Donnerstag, 24. November 2016

Früher war mehr Anthrazit

Ich nehme Fabians Anfang mal als Anlass, mir ebenfalls ein bisschen Vergangenheitsarbeit anzutun. Solche Anfänge sind ja immer auch ein Blick zurück, bevor man sich nach vorne rettet, also habe ich mir einen Vormittag geschnappt und alte Texte ausgegraben, widerwillig gelesen, umgeschrieben, zeitweise verzweifelt, habe mein früheres Ich zwischenzeitlich ziemlich peinlich gefunden, einen ganzen Absatz für immer gelöscht, panisch "löschen rückgängig machen"geklickt, nur um ihn dann endgültig zu verwerfen, mit dem Anspruch: Längen kürzen, Handlung straffen, Sprache aufrauen, Pathos minimieren, und am Ende standen da zwei frisch polierte neue Absätze, von wegen alles auf das Wesentliche reduzieren. Manchmal muss man einsehen, dass ein Text sich damals genau richtig angefühlt hat und mittlerweile nichts mehr davon übrig ist, dann muss man das akzeptieren und ihn im Imperfekt stehen lassen ohne fieberhaft zu versuchen, das Gefühl mit neuen Sätzen zurückzuholen.

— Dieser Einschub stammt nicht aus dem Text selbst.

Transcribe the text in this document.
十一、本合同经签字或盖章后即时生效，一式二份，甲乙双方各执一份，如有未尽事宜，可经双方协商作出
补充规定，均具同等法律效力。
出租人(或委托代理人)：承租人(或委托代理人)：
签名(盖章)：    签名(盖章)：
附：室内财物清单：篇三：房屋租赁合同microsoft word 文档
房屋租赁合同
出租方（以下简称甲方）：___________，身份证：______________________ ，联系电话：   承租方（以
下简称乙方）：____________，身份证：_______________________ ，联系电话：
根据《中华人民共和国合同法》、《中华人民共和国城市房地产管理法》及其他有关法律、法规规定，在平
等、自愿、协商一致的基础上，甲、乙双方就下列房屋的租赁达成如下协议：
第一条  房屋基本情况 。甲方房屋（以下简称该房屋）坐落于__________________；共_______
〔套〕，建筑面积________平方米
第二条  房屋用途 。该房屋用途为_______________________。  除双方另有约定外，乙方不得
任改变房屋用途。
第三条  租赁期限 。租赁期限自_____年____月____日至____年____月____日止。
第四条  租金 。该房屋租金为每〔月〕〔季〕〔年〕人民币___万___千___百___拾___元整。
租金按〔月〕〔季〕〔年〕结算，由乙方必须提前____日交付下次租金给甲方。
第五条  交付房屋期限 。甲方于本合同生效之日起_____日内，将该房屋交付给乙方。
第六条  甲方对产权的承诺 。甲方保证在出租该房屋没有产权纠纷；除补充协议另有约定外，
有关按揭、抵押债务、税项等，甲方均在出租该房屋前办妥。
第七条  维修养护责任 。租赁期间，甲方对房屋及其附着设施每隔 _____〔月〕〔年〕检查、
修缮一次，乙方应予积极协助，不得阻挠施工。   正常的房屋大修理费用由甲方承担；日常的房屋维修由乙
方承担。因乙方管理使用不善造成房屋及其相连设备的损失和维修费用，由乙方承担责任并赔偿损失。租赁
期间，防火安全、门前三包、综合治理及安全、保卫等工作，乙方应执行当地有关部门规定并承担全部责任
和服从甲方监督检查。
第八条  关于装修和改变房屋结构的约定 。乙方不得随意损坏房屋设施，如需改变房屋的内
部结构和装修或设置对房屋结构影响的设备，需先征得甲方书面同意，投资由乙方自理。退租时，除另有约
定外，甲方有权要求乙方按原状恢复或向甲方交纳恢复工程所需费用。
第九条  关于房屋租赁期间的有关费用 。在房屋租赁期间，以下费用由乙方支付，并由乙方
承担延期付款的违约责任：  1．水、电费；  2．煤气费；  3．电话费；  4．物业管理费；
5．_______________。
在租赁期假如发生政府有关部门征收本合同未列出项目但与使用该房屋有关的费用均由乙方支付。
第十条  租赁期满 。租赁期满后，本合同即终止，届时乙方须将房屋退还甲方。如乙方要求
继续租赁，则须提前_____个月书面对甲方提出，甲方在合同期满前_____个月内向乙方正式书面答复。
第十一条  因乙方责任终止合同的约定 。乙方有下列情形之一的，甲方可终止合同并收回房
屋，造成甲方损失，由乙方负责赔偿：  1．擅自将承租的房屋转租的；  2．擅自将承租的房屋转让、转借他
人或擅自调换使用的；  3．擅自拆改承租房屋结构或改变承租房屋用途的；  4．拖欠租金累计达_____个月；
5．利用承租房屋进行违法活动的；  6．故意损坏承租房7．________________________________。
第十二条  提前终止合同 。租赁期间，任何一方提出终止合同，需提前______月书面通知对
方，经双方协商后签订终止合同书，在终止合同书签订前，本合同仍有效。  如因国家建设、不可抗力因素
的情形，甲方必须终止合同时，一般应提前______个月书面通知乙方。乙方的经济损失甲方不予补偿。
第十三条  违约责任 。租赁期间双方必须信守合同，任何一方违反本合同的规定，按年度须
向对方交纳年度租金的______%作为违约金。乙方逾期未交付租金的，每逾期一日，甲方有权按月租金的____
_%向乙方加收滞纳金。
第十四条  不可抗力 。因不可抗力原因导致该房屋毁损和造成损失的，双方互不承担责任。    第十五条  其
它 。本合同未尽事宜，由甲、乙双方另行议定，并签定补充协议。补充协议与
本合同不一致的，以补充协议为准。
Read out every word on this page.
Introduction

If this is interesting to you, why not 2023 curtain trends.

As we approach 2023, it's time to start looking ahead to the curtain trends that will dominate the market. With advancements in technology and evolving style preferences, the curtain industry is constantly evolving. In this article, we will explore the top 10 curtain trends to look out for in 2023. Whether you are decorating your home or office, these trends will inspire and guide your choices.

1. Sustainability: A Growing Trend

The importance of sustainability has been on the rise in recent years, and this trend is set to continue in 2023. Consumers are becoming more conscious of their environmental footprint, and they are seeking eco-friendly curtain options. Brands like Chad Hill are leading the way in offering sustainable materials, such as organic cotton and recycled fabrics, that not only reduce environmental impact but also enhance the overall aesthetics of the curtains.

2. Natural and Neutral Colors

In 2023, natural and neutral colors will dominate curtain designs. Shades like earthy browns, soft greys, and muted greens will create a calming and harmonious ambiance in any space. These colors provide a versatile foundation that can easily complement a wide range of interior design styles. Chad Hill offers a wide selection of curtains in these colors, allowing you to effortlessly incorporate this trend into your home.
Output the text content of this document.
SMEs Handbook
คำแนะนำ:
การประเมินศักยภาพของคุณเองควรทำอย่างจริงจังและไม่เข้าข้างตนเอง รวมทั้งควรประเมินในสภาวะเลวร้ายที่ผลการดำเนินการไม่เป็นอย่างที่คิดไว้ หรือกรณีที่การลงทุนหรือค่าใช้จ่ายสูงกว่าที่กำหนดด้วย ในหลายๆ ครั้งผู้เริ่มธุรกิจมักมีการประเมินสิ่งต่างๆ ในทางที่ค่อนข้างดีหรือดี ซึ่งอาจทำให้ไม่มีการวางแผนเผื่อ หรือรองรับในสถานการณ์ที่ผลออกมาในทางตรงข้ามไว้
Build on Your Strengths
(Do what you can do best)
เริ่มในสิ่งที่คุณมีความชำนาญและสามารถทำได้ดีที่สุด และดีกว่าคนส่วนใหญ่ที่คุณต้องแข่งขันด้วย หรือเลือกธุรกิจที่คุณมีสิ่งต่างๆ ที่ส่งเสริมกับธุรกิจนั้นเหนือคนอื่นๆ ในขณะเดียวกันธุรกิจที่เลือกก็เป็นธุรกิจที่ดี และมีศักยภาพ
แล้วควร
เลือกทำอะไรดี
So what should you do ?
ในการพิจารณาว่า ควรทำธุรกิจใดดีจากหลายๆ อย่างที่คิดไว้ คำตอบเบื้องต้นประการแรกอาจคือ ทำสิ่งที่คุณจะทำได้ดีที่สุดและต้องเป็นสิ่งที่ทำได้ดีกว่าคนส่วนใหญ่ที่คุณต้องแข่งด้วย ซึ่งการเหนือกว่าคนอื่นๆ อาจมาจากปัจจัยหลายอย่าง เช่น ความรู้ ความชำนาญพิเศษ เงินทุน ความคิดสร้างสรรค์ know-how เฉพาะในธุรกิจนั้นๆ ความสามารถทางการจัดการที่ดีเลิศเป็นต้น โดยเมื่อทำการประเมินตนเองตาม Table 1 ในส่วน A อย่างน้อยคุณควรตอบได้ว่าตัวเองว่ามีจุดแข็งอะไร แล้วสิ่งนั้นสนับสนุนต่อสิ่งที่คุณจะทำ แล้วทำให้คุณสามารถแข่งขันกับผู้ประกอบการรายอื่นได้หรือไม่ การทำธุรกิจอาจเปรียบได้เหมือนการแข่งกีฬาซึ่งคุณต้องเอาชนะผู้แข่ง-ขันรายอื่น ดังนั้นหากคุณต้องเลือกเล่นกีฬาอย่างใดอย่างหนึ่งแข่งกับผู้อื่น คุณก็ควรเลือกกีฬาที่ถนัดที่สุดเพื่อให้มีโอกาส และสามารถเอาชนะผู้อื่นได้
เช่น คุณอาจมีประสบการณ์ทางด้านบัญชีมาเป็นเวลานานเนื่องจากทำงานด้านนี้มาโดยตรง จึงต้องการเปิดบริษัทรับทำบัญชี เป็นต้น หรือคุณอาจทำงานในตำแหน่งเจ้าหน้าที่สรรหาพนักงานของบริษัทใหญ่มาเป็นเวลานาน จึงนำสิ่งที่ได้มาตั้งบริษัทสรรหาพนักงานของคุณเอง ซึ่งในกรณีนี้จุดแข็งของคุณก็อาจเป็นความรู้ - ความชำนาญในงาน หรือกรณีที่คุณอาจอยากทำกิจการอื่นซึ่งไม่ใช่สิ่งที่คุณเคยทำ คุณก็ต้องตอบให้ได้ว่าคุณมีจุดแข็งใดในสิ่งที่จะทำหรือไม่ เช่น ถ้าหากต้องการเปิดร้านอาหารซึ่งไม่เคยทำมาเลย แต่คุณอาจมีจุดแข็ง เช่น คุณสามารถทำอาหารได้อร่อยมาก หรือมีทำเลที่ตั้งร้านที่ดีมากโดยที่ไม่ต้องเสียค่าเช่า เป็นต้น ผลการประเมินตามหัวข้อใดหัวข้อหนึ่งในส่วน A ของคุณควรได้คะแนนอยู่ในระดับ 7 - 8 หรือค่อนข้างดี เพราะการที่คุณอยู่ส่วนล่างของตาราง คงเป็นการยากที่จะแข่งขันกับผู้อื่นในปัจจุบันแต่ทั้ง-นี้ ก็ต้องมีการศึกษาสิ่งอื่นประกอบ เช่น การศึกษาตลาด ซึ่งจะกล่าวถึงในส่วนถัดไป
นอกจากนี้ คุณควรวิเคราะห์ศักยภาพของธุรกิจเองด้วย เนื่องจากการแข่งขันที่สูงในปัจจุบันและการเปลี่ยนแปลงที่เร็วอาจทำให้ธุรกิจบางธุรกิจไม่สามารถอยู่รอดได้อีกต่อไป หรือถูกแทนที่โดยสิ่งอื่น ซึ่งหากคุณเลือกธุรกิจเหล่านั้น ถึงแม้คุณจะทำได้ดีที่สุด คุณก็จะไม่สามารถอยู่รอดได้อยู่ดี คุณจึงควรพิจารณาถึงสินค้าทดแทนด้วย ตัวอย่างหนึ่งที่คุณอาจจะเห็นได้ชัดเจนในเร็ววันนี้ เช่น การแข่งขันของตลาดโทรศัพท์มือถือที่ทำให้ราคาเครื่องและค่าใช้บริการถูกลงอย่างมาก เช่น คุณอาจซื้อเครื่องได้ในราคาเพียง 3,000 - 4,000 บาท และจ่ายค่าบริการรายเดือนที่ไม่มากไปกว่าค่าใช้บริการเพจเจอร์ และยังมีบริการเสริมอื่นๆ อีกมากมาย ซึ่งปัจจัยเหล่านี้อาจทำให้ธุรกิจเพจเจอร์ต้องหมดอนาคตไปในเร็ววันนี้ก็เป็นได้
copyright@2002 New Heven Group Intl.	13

Und relativ selten gibt es Texte, die irgendwie immer gültig bleiben und ihre Aussage über die Zeit retten, vielleicht weil sie etwas beschreiben, das man immer wieder erlebt oder zumindest in ähnlicher Form erleben könnte, egal ob man frisch 18 oder mittlerweile 26 ist, vielleicht weil sich an der Situation, dem Gefühl, den Umständen seitdem fast nichts verändert hat und die Vergangenheit immer noch in die Gegenwart hineinragt, aber egal warum, das sind die Texte, an denen man noch ein paar Kleinigkeiten ändern kann, die einem vor ein paar Jahren noch nicht aufgefallen sind, aber im Grundriss bleiben sie genau so stehen, wie sie von Anfang an waren, wehren sich sogar ein Stück weit gegen Veränderung, im Zweifel wüsste man auch gar nicht, wie man sie umschreiben sollte ohne das Gerüst einzureißen. Diese Texte sind wie Lieblingssongs, die man über Jahre anhören kann ohne dass sie sich abnutzen würden.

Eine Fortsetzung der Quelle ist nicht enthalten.